Pocong Berjaket Kuning

Kingdenie
Chapter #27

Pertarungan Puncak: Dua Dunia Bertemu

Malam berikutnya tiba dengan keheningan yang sarat dengan antisipasi. Tidak ada lagi keraguan atau perdebatan dalam diri Bima dan Mei-Mei. Latihan mereka telah selesai. Narasi mereka telah tersusun rapi. Mereka adalah dua aktor yang telah hafal setiap baris dialog dan setiap blok adegan, siap untuk naik ke panggung mereka yang paling penting.

Perjalanan mereka menuju rumah joglo Ki Ageng Rahsa tidak lagi terasa seperti sebuah misi spionase. Kali ini, rasanya seperti sebuah prosesi yang khidmat dan tak terhindarkan. Mereka adalah sebuah tragedi yang berjalan, siap untuk menceritakan kisahnya.

Mereka tiba di depan pagar bambu kuning yang sunyi. Rumah joglo itu tampak sama seperti sebelumnya, sebuah pulau ketenangan di tengah hiruk pikuk dunia. Asap kemenyan yang tipis masih menari-nari dari dalam, dan Bima bisa merasakan kehadiran sang dukun yang sedang duduk bermeditasi, energinya yang tenang dan kuat menyelimuti tempat itu seperti sebuah kubah tak terlihat.

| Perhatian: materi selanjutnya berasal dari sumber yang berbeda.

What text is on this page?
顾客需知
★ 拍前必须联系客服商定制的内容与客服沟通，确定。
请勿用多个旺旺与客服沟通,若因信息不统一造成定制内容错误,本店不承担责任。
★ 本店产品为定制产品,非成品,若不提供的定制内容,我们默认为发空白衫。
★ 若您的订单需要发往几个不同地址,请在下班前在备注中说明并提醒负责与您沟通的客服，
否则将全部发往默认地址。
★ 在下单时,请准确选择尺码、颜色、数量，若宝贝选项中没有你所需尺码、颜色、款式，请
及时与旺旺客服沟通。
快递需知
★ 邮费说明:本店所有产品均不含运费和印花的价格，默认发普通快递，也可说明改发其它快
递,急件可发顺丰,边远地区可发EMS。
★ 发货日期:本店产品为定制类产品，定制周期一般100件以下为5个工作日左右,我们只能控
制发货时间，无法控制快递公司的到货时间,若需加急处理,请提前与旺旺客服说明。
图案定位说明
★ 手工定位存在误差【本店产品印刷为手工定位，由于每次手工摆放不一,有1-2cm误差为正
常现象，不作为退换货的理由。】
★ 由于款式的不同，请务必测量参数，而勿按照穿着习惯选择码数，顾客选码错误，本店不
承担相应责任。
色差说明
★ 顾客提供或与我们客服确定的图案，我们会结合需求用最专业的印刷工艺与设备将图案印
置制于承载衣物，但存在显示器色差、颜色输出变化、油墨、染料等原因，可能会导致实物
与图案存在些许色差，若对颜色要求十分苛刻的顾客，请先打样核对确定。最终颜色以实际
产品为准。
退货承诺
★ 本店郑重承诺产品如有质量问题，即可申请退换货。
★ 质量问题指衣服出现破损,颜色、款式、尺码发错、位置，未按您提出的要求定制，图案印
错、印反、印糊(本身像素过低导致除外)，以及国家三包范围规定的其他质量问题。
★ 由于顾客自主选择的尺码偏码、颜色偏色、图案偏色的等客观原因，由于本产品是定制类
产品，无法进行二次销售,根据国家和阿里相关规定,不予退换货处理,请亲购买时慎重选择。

Namun, kali ini, Bima dan Mei-Mei tidak merasa gentar. Mereka tidak datang untuk menghancurkan kubah itu; mereka datang untuk mengetuk pintunya.

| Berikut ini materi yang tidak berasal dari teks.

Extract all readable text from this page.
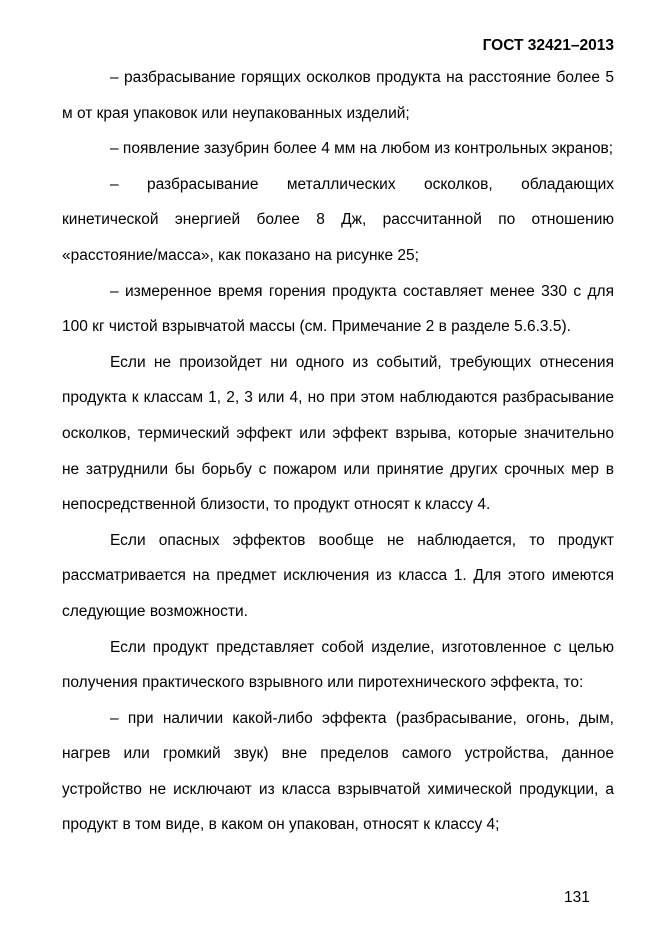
ГОСТ 32421–2013

– разбрасывание горящих осколков продукта на расстояние более 5 м от края упаковок или неупакованных изделий;

– появление зазубрин более 4 мм на любом из контрольных экранов;

– разбрасывание металлических осколков, обладающих кинетической энергией более 8 Дж, рассчитанной по отношению «расстояние/масса», как показано на рисунке 25;

– измеренное время горения продукта составляет менее 330 с для 100 кг чистой взрывчатой массы (см. Примечание 2 в разделе 5.6.3.5).

Если не произойдет ни одного из событий, требующих отнесения продукта к классам 1, 2, 3 или 4, но при этом наблюдаются разбрасывание осколков, термический эффект или эффект взрыва, которые значительно не затруднили бы борьбу с пожаром или принятие других срочных мер в непосредственной близости, то продукт относят к классу 4.

Если опасных эффектов вообще не наблюдается, то продукт рассматривается на предмет исключения из класса 1. Для этого имеются следующие возможности.

Если продукт представляет собой изделие, изготовленное с целью получения практического взрывного или пиротехнического эффекта, то:

– при наличии какой-либо эффекта (разбрасывание, огонь, дым, нагрев или громкий звук) вне пределов самого устройства, данное устройство не исключают из класса взрывчатой химической продукции, а продукт в том виде, в каком он упакован, относят к классу 4;

131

Tanpa perlu aba-aba, mereka memulai pertunjukan mereka.

Mereka tidak mencoba masuk. Mereka berdiri di luar batas properti, di jalanan yang sepi, dan mulai memproyeksikan narasi mereka. Ini bukan serangan psikis yang kasar seperti yang mereka lancarkan pada para preman. Ini adalah sebuah siaran mental yang lembut, sebuah undangan untuk menonton.

Babak pertama dari cerita mereka adalah tentang kepolosan.

Ki Ageng Rahsa, yang sedang duduk dalam semedi yang dalam, merasakan sebuah gangguan. Bukan sebuah serangan, melainkan sebuah gambaran yang tiba-tiba muncul di dalam ruang batinnya yang hening. Gambaran sebuah kantin fakultas yang ramai di bawah sinar matahari. Ia melihat seorang pemuda kikuk berambut gondrong yang mencoba merayu seorang gadis cerdas bermata sipit dengan kutipan puisi. Ia merasakan kegugupan sang pemuda dan geli hati sang gadis.

Awalnya, ia mencoba menepisnya. Ia memperkuat perisai emas di sekeliling kesadarannya, menganggapnya sebagai gangguan dari arwah-arwah rendahan. Namun, gambaran itu tidak agresif. Ia tidak mencoba menembus perisainya; ia hanya ada di sana, di luar dinding pertahanannya, memancarkan kehangatan dan kepolosan yang begitu tulus hingga sulit untuk diabaikan sepenuhnya.

Kemudian, adegan berganti. Kini ia melihat pemuda dan gadis yang sama di dalam sebuah bioskop yang gelap, saling curi pandang di antara cahaya layar yang berkedip-kedip. Ia merasakan debaran jantung mereka yang canggung saat tangan mereka tak sengaja bersentuhan di dalam kotak popcorn.

Adegan berganti lagi. Ia melihat mereka berdua di dalam kamar kos yang sempit saat hujan badai, sang pemuda dengan sabar menenangkan sang gadis yang ketakutan pada petir. Ia merasakan rasa aman dan kepercayaan yang mutlak di antara mereka.

Ki Ageng Rahsa mulai merasa bingung. Siapakah arwah-arwah ini? Mengapa mereka tidak menyerangnya dengan amarah atau kebencian, melainkan dengan rentetan kenangan yang begitu indah dan penuh cinta ini? Rasa ingin tahu seorang spiritualis mulai mengalahkan kewaspadaan seorang penjaga. Perlahan, tanpa sadar, ia sedikit melonggarkan perisainya, membiarkan cerita itu mengalir lebih jernih ke dalam benaknya.

Saat itulah Bima, yang merasakan celah kecil itu, terlempar ke dalam kenangan tentang pertarungan lain yang juga mereka menangkan dengan argumen dan penampilan.

Lampu auditorium terasa panas di wajah Bima. Ratusan pasang mata menatapnya. Di hadapannya, duduk tiga orang juri dengan wajah serius. Di seberangnya, tim lawan dari Fakultas Hukum menatapnya dengan senyum tipis yang meremehkan. Ini adalah babak final dari kompetisi debat universitas.